US President George W. Bush accused Syria and Iran Tuesday of sponsoring terrorism and said that such violence "has no place in the modern world" in his farewell speech to the UN General Assembly.
Bush, who once expressed disdain for the United Nations, says multinational organizations are now “needed more than ever” to combat terrorists and extremists who are threatening world order.
"A few nations -- regimes like Syria and Iran -- continue to sponsor terror, yet their numbers are growing fewer and they're growing more isolated from the world," he said.
"Like slavery and piracy, terrorism has no place in the modern world. Around the world nations are changing these words into action," Bush said.
"Terrorist acts are never legitimate" and as the threat of terrorism grows "joint actions have spared citizens from many devastating blows," he said.

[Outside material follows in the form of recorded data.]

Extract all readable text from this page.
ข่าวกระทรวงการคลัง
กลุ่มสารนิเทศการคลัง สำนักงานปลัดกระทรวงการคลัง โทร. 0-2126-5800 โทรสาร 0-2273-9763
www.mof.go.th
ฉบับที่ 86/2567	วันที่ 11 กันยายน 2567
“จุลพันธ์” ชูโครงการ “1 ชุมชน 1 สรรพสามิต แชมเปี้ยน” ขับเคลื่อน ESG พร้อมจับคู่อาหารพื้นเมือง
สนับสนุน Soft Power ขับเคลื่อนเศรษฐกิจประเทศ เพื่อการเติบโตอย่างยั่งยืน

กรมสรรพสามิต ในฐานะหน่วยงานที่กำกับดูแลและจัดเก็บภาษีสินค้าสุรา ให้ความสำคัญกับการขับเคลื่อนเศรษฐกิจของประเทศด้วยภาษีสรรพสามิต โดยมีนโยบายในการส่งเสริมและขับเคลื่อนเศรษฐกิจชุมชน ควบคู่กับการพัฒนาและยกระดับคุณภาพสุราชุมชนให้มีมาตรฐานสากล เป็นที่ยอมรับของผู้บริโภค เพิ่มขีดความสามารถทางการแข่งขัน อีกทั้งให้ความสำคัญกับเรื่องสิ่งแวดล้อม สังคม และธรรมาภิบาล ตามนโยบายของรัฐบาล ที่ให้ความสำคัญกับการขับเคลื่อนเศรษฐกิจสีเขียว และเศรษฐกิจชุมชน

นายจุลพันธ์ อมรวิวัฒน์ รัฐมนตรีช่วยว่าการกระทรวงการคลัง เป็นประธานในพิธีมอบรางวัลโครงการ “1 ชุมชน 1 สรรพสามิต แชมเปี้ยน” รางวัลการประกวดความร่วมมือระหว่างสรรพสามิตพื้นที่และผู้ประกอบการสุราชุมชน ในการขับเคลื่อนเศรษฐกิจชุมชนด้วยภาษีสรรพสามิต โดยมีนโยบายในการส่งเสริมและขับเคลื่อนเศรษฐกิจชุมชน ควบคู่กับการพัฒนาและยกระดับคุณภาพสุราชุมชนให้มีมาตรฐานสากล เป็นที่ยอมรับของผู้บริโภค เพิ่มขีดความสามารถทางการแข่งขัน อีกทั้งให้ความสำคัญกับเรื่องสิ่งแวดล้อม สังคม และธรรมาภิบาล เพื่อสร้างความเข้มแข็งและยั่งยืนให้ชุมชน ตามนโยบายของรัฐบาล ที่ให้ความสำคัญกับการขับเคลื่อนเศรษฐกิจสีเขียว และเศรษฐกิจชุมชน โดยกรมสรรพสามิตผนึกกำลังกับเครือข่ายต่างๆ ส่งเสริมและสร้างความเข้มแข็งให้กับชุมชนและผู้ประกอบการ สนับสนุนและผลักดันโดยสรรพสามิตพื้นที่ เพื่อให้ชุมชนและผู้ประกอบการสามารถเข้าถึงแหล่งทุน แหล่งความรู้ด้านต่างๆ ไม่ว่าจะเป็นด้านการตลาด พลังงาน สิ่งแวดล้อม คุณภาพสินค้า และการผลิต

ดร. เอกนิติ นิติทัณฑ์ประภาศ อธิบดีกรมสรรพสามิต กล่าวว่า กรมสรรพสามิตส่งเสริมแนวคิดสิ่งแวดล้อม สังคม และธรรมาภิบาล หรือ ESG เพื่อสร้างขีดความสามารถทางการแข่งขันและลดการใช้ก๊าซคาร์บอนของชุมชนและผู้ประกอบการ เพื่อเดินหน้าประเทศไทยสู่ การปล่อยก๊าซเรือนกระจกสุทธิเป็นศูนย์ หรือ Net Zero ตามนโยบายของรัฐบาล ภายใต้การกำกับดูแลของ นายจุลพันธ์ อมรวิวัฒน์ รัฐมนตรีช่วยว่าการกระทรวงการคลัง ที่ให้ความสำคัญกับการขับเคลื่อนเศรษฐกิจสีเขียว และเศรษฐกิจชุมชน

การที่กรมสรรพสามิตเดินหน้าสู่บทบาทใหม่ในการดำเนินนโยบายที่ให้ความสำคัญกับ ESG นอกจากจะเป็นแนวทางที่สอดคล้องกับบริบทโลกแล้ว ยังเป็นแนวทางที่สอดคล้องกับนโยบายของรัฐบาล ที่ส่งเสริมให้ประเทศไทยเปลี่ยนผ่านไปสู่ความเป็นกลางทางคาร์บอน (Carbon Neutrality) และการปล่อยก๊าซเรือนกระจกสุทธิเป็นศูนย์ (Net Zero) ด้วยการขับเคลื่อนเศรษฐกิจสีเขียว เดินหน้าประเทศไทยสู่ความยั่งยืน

In his eighth and final speech to the UN, Bush said the international community must stand firm against the nuclear ambitions of North Korea and Iran. He scolded Russia for invading neighboring Georgia. And he said that despite past disagreements over the US-led war in Iraq, members of the UN must unite to help the struggling democracy succeed.
Bush also urged the United Nations and other multilateral organizations to focus less on bureaucracy and more on results.
'Vigilant against proliferation'
Bush urged UN member states to enforce sanctions against Iran and North Korea over their nuclear programs. "We must remain vigilant against proliferation," Bush said.
Foreign ministers from Britain, China, France, Germany, Russia and the United States are planning to meet on Thursday to discuss the possibility of drafting a fourth UN sanctions resolution against Iran over its nuclear program. Previous rounds of sanctions and an upgraded offer of economic incentives have failed to budge Iran, which denies it is seeking nuclear weapons and insists it only wants civilian
nuclear energy.
Iranian President Mahmoud Ahmadinejad, who was present in the chamber for Bush's speech, was certain to contradict Bush when he addresses the assembly in the afternoon session.
Sarkozy: Expand G8 to include China, India
Following Bush was French President Nicolas Sarkozy, who called for a summit of world leaders by the end of the year to address the financial crisis he said required international cooperation.
"We have retreated too long when faced with the need to give the globalized world the institutions that will
regulate it," Sarkozy told the General Assembly. "Let us build together a regulated capitalism in which whole swathes of financial activity are not left to the sole judgment of market operators," he said.
Sarkozy also called for the G8 group of leading industrialized nations to be expanded to include China, India, South Africa, Mexico and Brazil.
"Europe's message to all states is that it cannot accept the use of force to settle a dispute," he said. On
the topic of Iran's nuclear program, Sarkozy reiterated that Europeans would never tolerate a nuclear-armed Iran. "Which would endanger the peace and stability of an entire region, nor can it tolerate Iran calling for the destruction of... Israel."
He told reporters that Paris fully supported a fourth round of sanctions against Iran for refusing to suspend its nuclear enrichment program, but acknowledged that western powers would need Russia's support to pass a new UN Sanctions resolution.
Bush and other world leaders sought on Tuesday to contain the fallout from a financial crisis engulfing Wall Street and sending shock waves across the globe.